Sports provides many great examples of the importance of culture and team chemistry.  Think about some of the most talented teams you have seen, loaded with the top players in their respective positions, but unable to work collectively as a team. These are the teams that leave everyone shaking their heads as to how they could possibly fail so miserably because on paper they had all the talent in the world.  If a team lacks chemistry you will never be able to extract the perceived paper value.

On the flip side, I have seen teams that are Cinderella stories, reaching heights nobody could have dreamed.  The things all Cinderella teams have are a deep commitment to a single goal and great team chemistry and communication.  The cultural fit of these teams enables them to overcome many shortcomings in talent and experience.  Consider the 1980 U.S. Men’s Olympic Hockey Team — do you believe in miracles?

3. Commercial

The final focus should be on the financial and commercial deal constructs proposed by your suppliers.  I am not suggesting waiting until the very end of the process to obtain this information, as it is necessary and customary to solicit it as part of the RFP, but the focus on commercial negotiations should come after the more detailed capabilities and cultural evaluation.

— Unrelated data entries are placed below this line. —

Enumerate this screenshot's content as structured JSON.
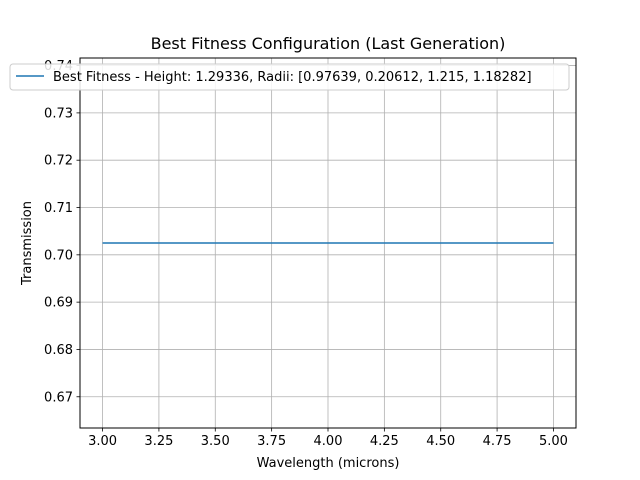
{
  "chart_data": {
    "type": "line",
    "title": "Best Fitness Configuration (Last Generation)",
    "xlabel": "Wavelength (microns)",
    "ylabel": "Transmission",
    "xlim": [
      2.9,
      5.1
    ],
    "ylim": [
      0.6634,
      0.7416
    ],
    "xticks": [
      3.0,
      3.25,
      3.5,
      3.75,
      4.0,
      4.25,
      4.5,
      4.75,
      5.0
    ],
    "xtick_labels": [
      "3.00",
      "3.25",
      "3.50",
      "3.75",
      "4.00",
      "4.25",
      "4.50",
      "4.75",
      "5.00"
    ],
    "yticks": [
      0.67,
      0.68,
      0.69,
      0.7,
      0.71,
      0.72,
      0.73,
      0.74
    ],
    "ytick_labels": [
      "0.67",
      "0.68",
      "0.69",
      "0.70",
      "0.71",
      "0.72",
      "0.73",
      "0.74"
    ],
    "grid": true,
    "legend_position": "top",
    "series": [
      {
        "name": "Best Fitness - Height: 1.29336, Radii: [0.97639, 0.20612, 1.215, 1.18282]",
        "color": "#1f77b4",
        "x": [
          3.0,
          5.0
        ],
        "y": [
          0.7025,
          0.7025
        ]
      }
    ]
  }
}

Using the employee hiring example, it is customary to negotiate the specifics of a compensation package after an offer is made or just prior to tendering an offer, depending on the level of the position.  In some cases, it is perfectly acceptable to discuss salary requirements at a high level during the interview process just to make sure there is not a huge discrepancy in expectations.

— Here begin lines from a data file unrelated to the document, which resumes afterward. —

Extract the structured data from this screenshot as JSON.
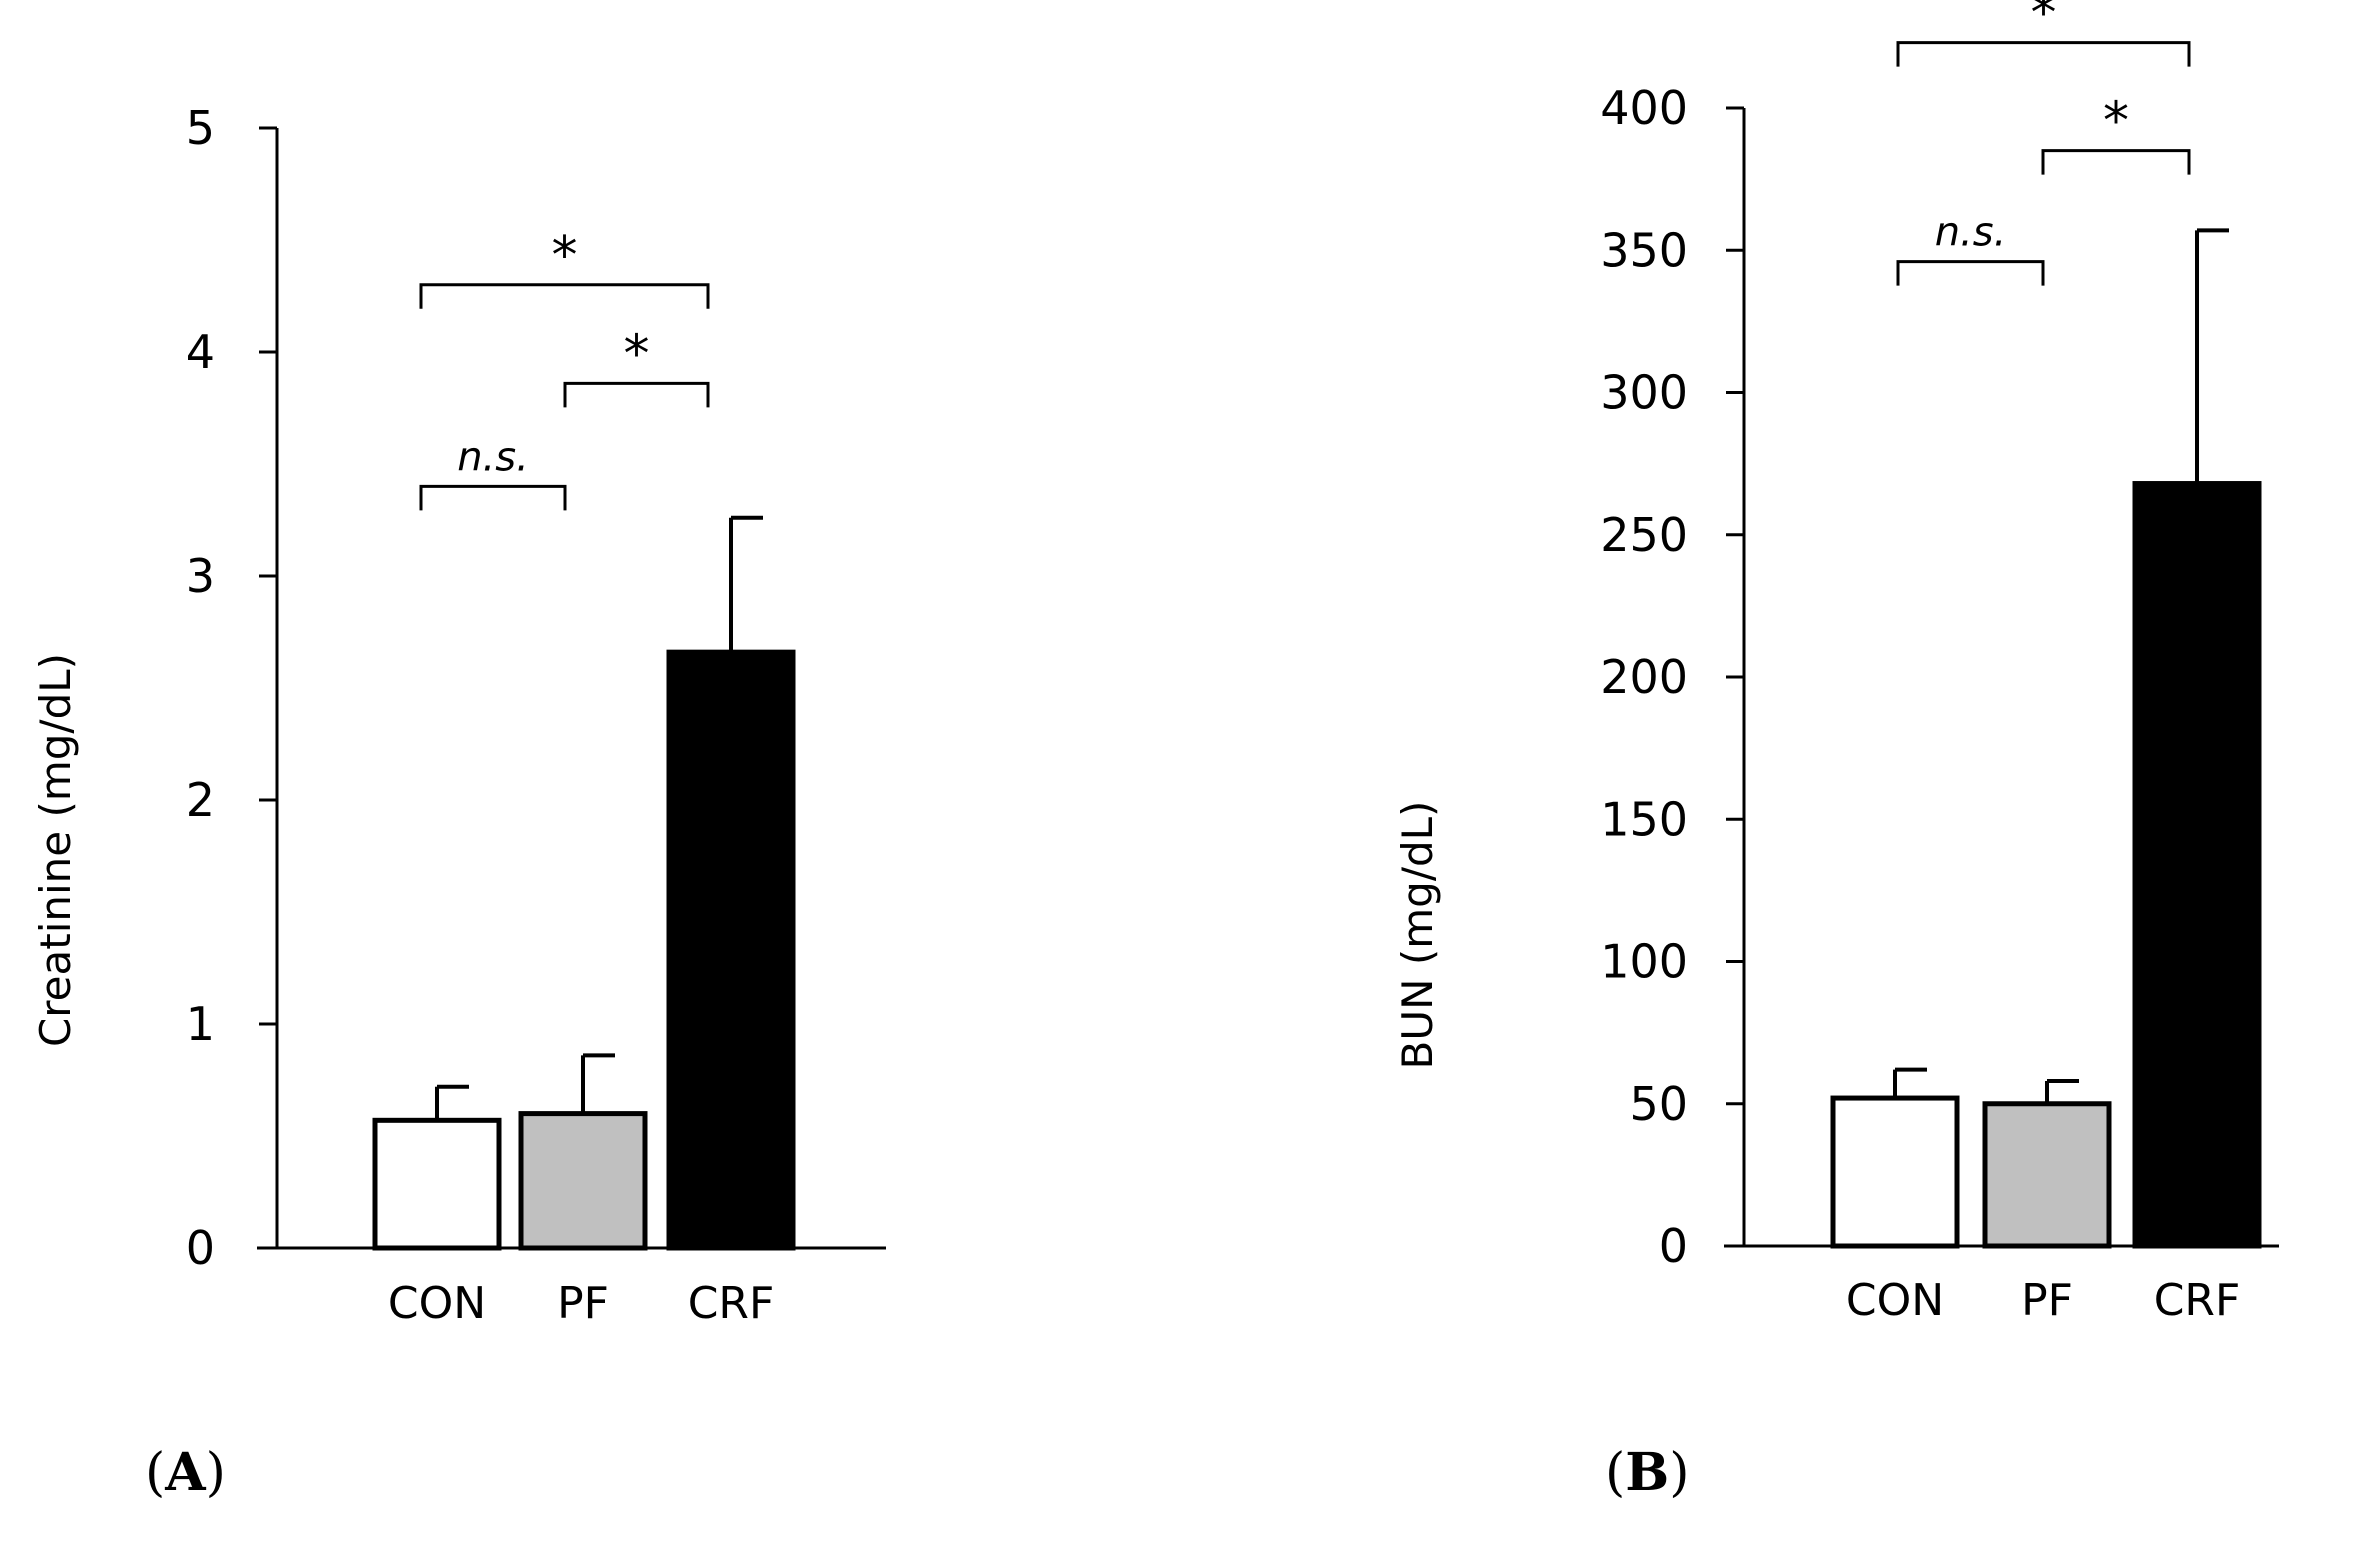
{
  "chart_data": [
    {
      "type": "bar",
      "panel": "A",
      "panel_label": "A",
      "categories": [
        "CON",
        "PF",
        "CRF"
      ],
      "values": [
        0.57,
        0.6,
        2.66
      ],
      "errors": [
        0.15,
        0.26,
        0.6
      ],
      "colors": [
        "#ffffff",
        "#c0c0c0",
        "#000000"
      ],
      "ylabel": "Creatinine (mg/dL)",
      "ylim": [
        0,
        5
      ],
      "yticks": [
        0,
        1,
        2,
        3,
        4,
        5
      ],
      "ytick_labels": [
        "0",
        "1",
        "2",
        "3",
        "4",
        "5"
      ],
      "significance": [
        {
          "from": 0,
          "to": 1,
          "label": "n.s.",
          "y": 3.4
        },
        {
          "from": 1,
          "to": 2,
          "label": "*",
          "y": 3.86
        },
        {
          "from": 0,
          "to": 2,
          "label": "*",
          "y": 4.3
        }
      ]
    },
    {
      "type": "bar",
      "panel": "B",
      "panel_label": "B",
      "categories": [
        "CON",
        "PF",
        "CRF"
      ],
      "values": [
        52,
        50,
        268
      ],
      "errors": [
        10,
        8,
        89
      ],
      "colors": [
        "#ffffff",
        "#c0c0c0",
        "#000000"
      ],
      "ylabel": "BUN (mg/dL)",
      "ylim": [
        0,
        420
      ],
      "yticks": [
        0,
        50,
        100,
        150,
        200,
        250,
        300,
        350,
        400
      ],
      "ytick_labels": [
        "0",
        "50",
        "100",
        "150",
        "200",
        "250",
        "300",
        "350",
        "400"
      ],
      "significance": [
        {
          "from": 0,
          "to": 1,
          "label": "n.s.",
          "y": 346
        },
        {
          "from": 1,
          "to": 2,
          "label": "*",
          "y": 385
        },
        {
          "from": 0,
          "to": 2,
          "label": "*",
          "y": 423
        }
      ]
    }
  ]
}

Take a similar approach in IT supplier evaluations by soliciting a comprehensive commercial proposal as part of the RFP, but then holding off on the detailed negotiations until you have down-selected to your top two providers, based on capabilities and cultural fit. This approach demonstrates your commitment to selecting the right partner to achieve your business goals and objectives, while also taking into consideration the cost/value equation.

Facets to consider within the commercial bucket include cost, but more importantly, transparency into how pricing is determined.

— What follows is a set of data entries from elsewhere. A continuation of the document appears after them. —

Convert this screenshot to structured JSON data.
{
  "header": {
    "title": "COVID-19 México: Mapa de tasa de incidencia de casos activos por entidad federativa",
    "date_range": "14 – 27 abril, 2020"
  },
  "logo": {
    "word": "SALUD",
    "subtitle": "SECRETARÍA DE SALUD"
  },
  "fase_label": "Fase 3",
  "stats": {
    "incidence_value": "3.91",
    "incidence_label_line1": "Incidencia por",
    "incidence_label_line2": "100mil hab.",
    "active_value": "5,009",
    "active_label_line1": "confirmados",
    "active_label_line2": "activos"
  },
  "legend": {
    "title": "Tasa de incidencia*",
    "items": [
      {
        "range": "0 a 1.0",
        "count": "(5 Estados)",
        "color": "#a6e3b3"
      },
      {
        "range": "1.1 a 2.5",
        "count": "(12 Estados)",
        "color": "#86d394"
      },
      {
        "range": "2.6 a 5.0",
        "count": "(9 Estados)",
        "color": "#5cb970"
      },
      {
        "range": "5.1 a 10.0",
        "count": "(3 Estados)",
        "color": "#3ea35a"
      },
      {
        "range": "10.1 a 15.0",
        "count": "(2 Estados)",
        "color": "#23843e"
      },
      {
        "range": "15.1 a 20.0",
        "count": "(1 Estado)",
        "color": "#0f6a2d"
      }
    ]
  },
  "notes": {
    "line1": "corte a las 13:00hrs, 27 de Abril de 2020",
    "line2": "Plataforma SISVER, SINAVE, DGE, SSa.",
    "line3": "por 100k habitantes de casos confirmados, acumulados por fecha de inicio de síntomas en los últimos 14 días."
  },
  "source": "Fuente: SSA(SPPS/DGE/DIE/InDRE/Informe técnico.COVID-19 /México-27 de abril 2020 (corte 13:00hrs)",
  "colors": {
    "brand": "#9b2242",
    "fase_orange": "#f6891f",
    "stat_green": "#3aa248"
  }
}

Other themes to focus on are:

  • Predictability
  • Accountability
  • Flexibility in the commercial construct

The specific commercial terms will vary depending on the nature of the initiative, but they should reflect a long-term partnership and provide a foundation that will enable success.  The terms should also be balanced and well aligned with the roles and responsibilities of each party.

As an example, if a supplier can hold you accountable by issuing a change order for your failure to meet a deadline, how are you able to hold your supplier accountable for their failure to meet their deadlines?

There are simply too many commercial terms to discuss specifics, but a balanced, transparent, and flexible commercial construct should be conceptually locked down before making a final IT partner selection.  Suppliers would rather wait until they are selected as your partner before negotiating the commercial terms, but evaluation teams would be foolish not to do so.

Think about it — would you quit your job and tell all prospective companies you interviewed with that you have selected a new employer before knowing and agreeing to the material terms of your compensation plan? 

If you wouldn’t do this in your personal life, then you shouldn’t do this in representing your organization either.

You are not looking to have the contractual documents prepared and ready to sign, but there should be a term sheet or some other document that captures what the parties have conceptually agreed to in terms of price and related commercial terms, prior to making your IT partner selection.  Then you can move into exclusive negotiations on the contractual documents.

While every organization is unique, incorporating this process will provide your team with the tools to conduct an effective evaluation and enable your organization to make smarter IT partner selections.